Through the over collateralized minting of, fungible “iAssets”, a.k.a. synthetics, Indigo wants to level the playing field of the financial world.

Through Indigo’s Mint contract users can mint fungible iAsset tokens that are tied to the real-world price of the asset they are mirroring. These iAssets can be fractionally owned, and, without the censorship and financial and geographic boundaries of their real-world counterparts, they help to foster inclusion in the new, 24-7-365, borderless financial markets being created by DeFi.

Minting iAssets

In order to mint iAssets one must first place collateral, in the form of stable coins or iAssets, into the smart contract. The contract requires that newly minted iAssets be over collateralized, anywhere between 150-200% of the real-world asset’s value; with the exact ratio depending on the price volatility of the real-world asset.

Using iAssets

Once the iAsset is minted it can be used in many of the ways that institutions and wealthy individuals currently use assets e.g. shorting. These iAssets can also be traded for other iAssets on the platform and their prices are kept in check by autonomous oracles, currently Charli3 and Chainlink, ensuring that the price of a synthetic asset is always up-to-date with its real-world price.
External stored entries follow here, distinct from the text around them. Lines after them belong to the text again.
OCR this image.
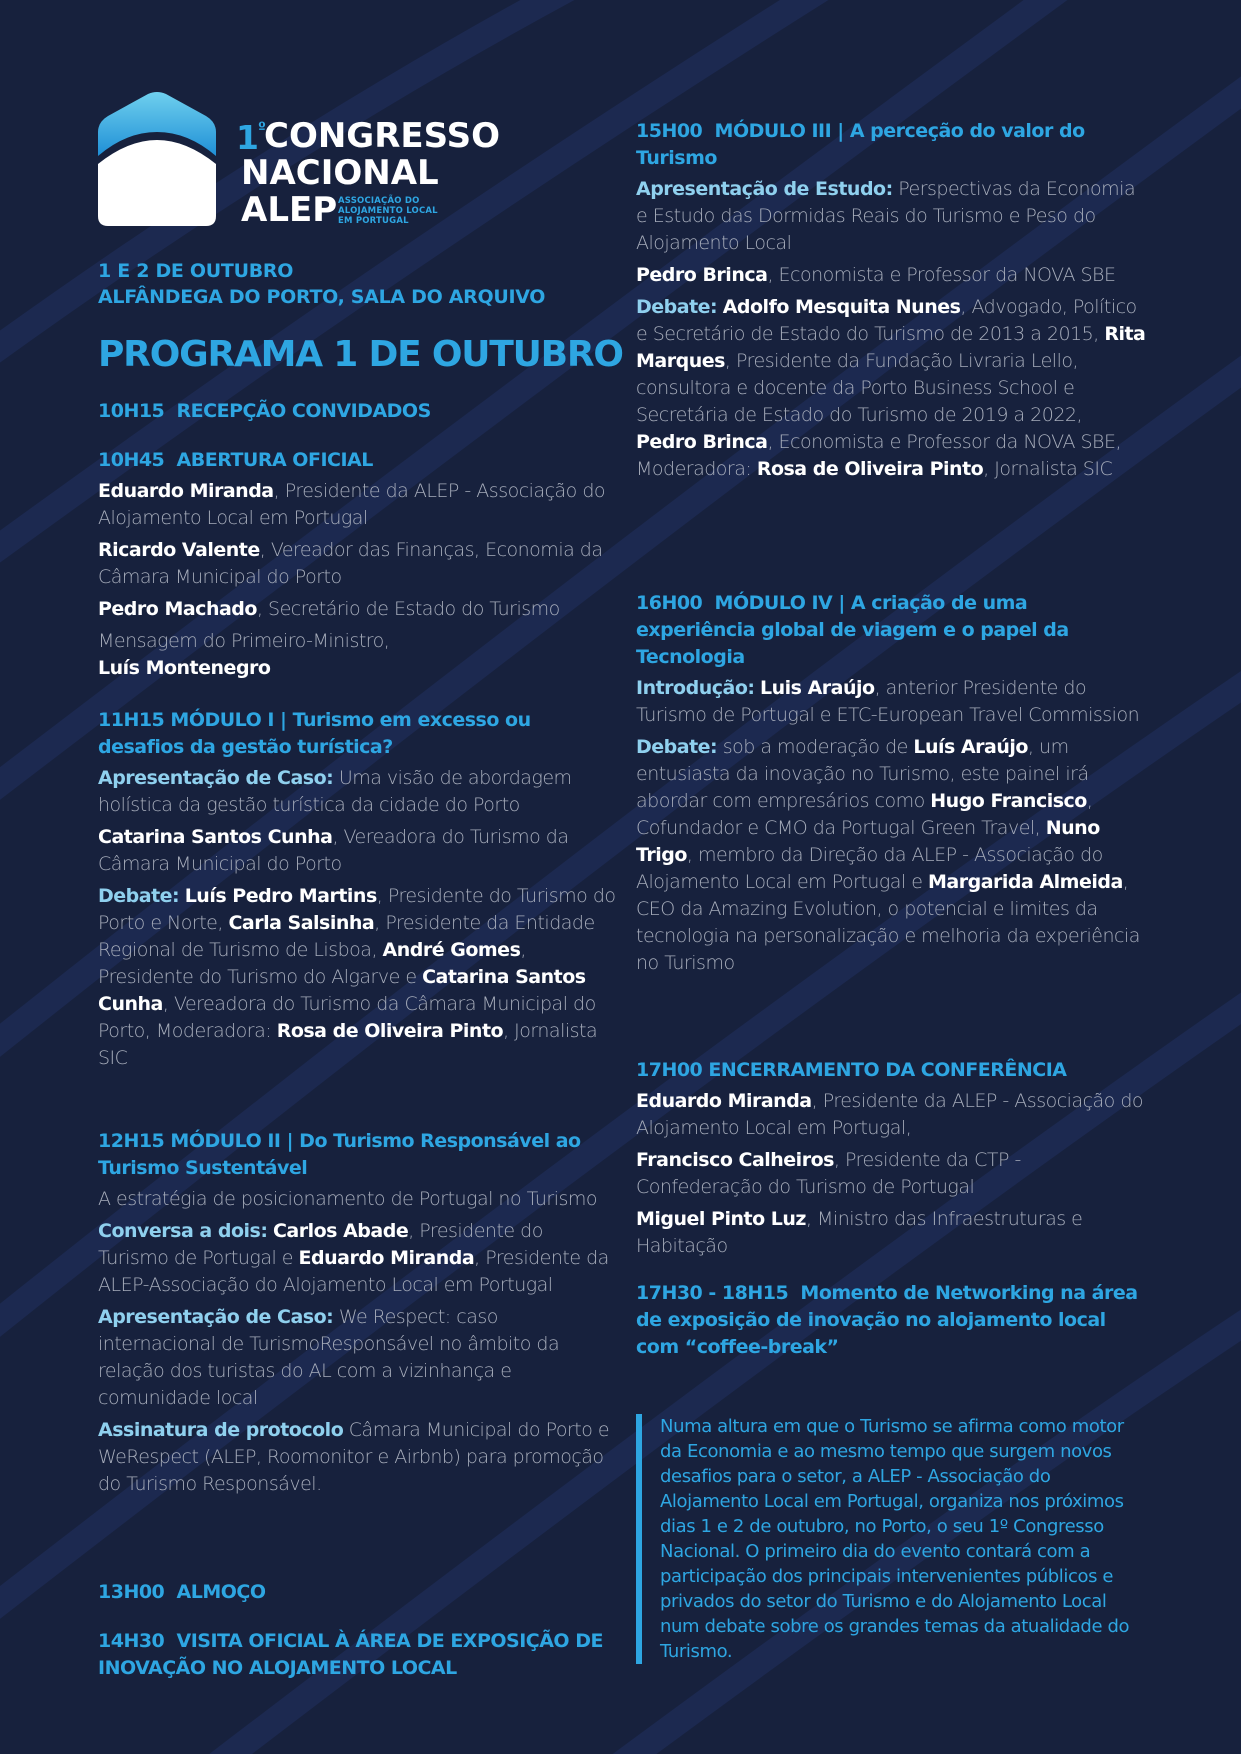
$1^º$ CONGRESSO
NACIONAL
ALEP ASSOCIAÇÃO DO
ALOJAMENTO LOCAL
EM PORTUGAL
1 E 2 DE OUTUBRO
ALFÂNDEGA DO PORTO, SALA DO ARQUIVO
PROGRAMA 1 DE OUTUBRO

10H15 RECEPÇÃO CONVIDADOS

10H45 ABERTURA OFICIAL

Eduardo Miranda, Presidente da ALEP - Associação do Alojamento Local em Portugal

Ricardo Valente, Vereador das Finanças, Economia da Câmara Municipal do Porto

Pedro Machado, Secretário de Estado do Turismo

Mensagem do Primeiro-Ministro,

Luís Montenegro

11H15 MÓDULO I | Turismo em excesso ou desafios da gestão turística?

Apresentação de Caso: Uma visão de abordagem holística da gestão turística da cidade do Porto

Catarina Santos Cunha, Vereadora do Turismo da Câmara Municipal do Porto

Debate: Luís Pedro Martins, Presidente do Turismo do Porto e Norte, Carla Salsinha, Presidente da Entidade Regional de Turismo de Lisboa, André Gomes, Presidente do Turismo do Algarve e Catarina Santos Cunha, Vereadora do Turismo da Câmara Municipal do Porto, Moderadora: Rosa de Oliveira Pinto, Jornalista SIC

12H15 MÓDULO II | Do Turismo Responsável ao Turismo Sustentável

A estratégia de posicionamento de Portugal no Turismo

Conversa a dois: Carlos Abade, Presidente do Turismo de Portugal e Eduardo Miranda, Presidente da ALEP-Associação do Alojamento Local em Portugal

Apresentação de Caso: We Respect: caso internacional de TurismoResponsável no âmbito da relação dos turistas do AL com a vizinhança e comunidade local

Assinatura de protocolo Câmara Municipal do Porto e WeRespect (ALEP, Roomonitor e Airbnb) para promoção do Turismo Responsável.

13H00 ALMOÇO

14H30 VISITA OFICIAL À ÁREA DE EXPOSIÇÃO DE INOVAÇÃO NO ALOJAMENTO LOCAL

15H00 MÓDULO III | A perceção do valor do Turismo

Apresentação de Estudo: Perspectivas da Economia e Estudo das Dormidas Reais do Turismo e Peso do Alojamento Local

Pedro Brinca, Economista e Professor da NOVA SBE

Debate: Adolfo Mesquita Nunes, Advogado, Político e Secretário de Estado do Turismo de 2013 a 2015, Rita Marques, Presidente da Fundação Livraria Lello, consultora e docente da Porto Business School e Secretária de Estado do Turismo de 2019 a 2022, Pedro Brinca, Economista e Professor da NOVA SBE, Moderadora: Rosa de Oliveira Pinto, Jornalista SIC

16H00 MÓDULO IV | A criação de uma experiência global de viagem e o papel da Tecnologia

Introdução: Luis Araújo, anterior Presidente do Turismo de Portugal e ETC-European Travel Commission

Debate: sob a moderação de Luís Araújo, um entusiasta da inovação no Turismo, este painel irá abordar com empresários como Hugo Francisco, Cofundador e CMO da Portugal Green Travel, Nuno Trigo, membro da Direção da ALEP - Associação do Alojamento Local em Portugal e Margarida Almeida, CEO da Amazing Evolution, o potencial e limites da tecnologia na personalização e melhoria da experiência no Turismo

17H00 ENCERRAMENTO DA CONFERÊNCIA

Eduardo Miranda, Presidente da ALEP - Associação do Alojamento Local em Portugal,

Francisco Calheiros, Presidente da CTP - Confederação do Turismo de Portugal

Miguel Pinto Luz, Ministro das Infraestruturas e Habitação

17H30 - 18H15 Momento de Networking na área de exposição de inovação no alojamento local com “coffee-break”

Numa altura em que o Turismo se afirma como motor da Economia e ao mesmo tempo que surgem novos desafios para o setor, a ALEP - Associação do Alojamento Local em Portugal, organiza nos próximos dias 1 e 2 de outubro, no Porto, o seu 1º Congresso Nacional. O primeiro dia do evento contará com a participação dos principais intervenientes públicos e privados do setor do Turismo e do Alojamento Local num debate sobre os grandes temas da atualidade do Turismo.
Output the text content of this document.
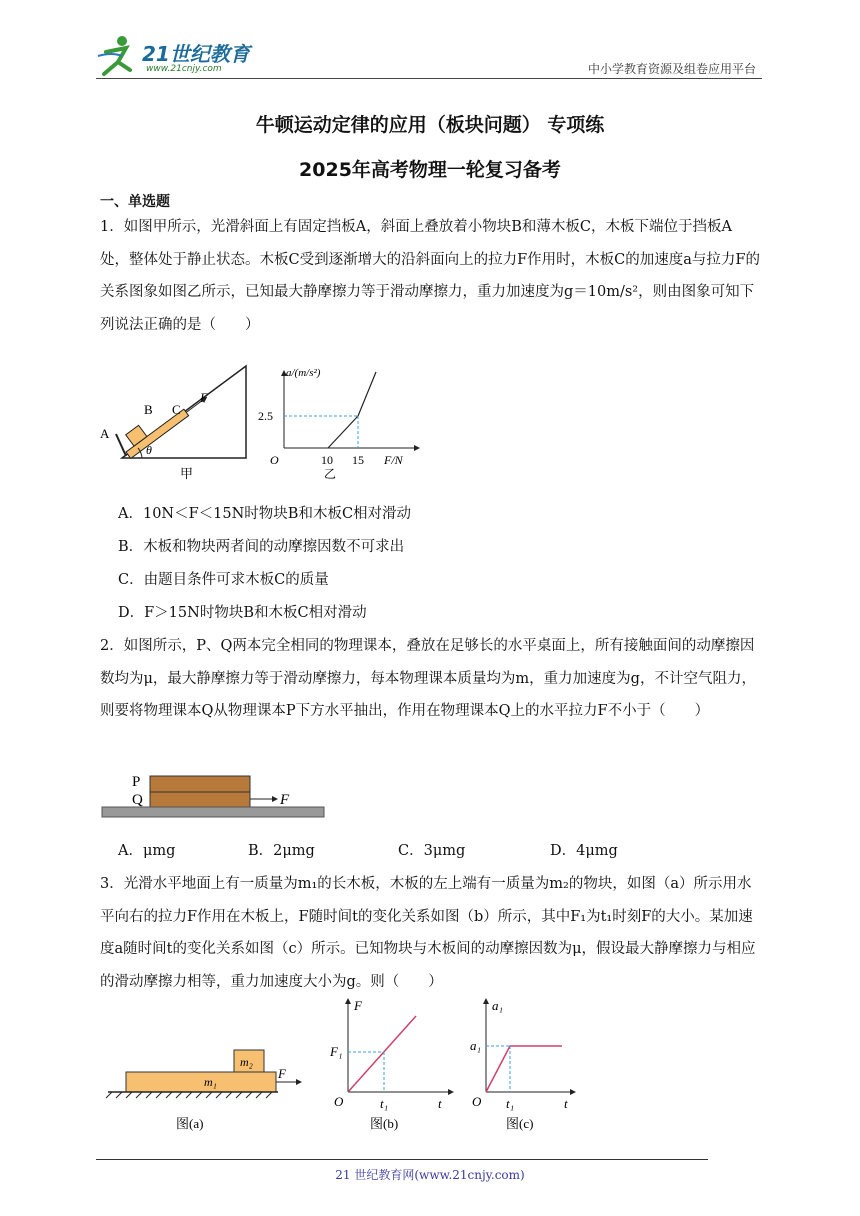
21世纪教育
www.21cnjy.com	中小学教育资源及组卷应用平台
牛顿运动定律的应用（板块问题） 专项练
2025年高考物理一轮复习备考
一、单选题

1．如图甲所示，光滑斜面上有固定挡板A，斜面上叠放着小物块B和薄木板C，木板下端位于挡板A处，整体处于静止状态。木板C受到逐渐增大的沿斜面向上的拉力F作用时，木板C的加速度a与拉力F的关系图象如图乙所示，已知最大静摩擦力等于滑动摩擦力，重力加速度为g＝10m/s²，则由图象可知下列说法正确的是（　　）

A
B C
F
θ
甲
a/(m/s²)
2.5
O	10 15 F/N
乙
A．10N＜F＜15N时物块B和木板C相对滑动
B．木板和物块两者间的动摩擦因数不可求出
C．由题目条件可求木板C的质量
D．F＞15N时物块B和木板C相对滑动

2．如图所示，P、Q两本完全相同的物理课本，叠放在足够长的水平桌面上，所有接触面间的动摩擦因数均为μ，最大静摩擦力等于滑动摩擦力，每本物理课本质量均为m，重力加速度为g，不计空气阻力，则要将物理课本Q从物理课本P下方水平抽出，作用在物理课本Q上的水平拉力F不小于（　　）

P
Q	F
A．μmg	B．2μmg	C．3μmg	D．4μmg

3．光滑水平地面上有一质量为m₁的长木板，木板的左上端有一质量为m₂的物块，如图（a）所示用水平向右的拉力F作用在木板上，F随时间t的变化关系如图（b）所示，其中F₁为t₁时刻F的大小。某加速度a随时间t的变化关系如图（c）所示。已知物块与木板间的动摩擦因数为μ，假设最大静摩擦力与相应的滑动摩擦力相等，重力加速度大小为g。则（　　）

m₂
m₁
F
图(a)
F
F₁
O	t₁	t
图(b)
a₁
a₁
O t₁	t
图(c)
21 世纪教育网(www.21cnjy.com)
Users can also become liquidity providers on the Indigo platform, simply by depositing both their iAsset along with stablecoins to match its value. By doing so, users can earn interest in the form of the native token INDY. INDY can be earned as rewards when a user stakes INDY to the protocols stake pool. INDY is also used as a governance token and INDY staked to the protocols stake pool can be used to vote on, or create, governance proposals for the protocol.

Once the platform is live there will be both a web and mobile app available to users.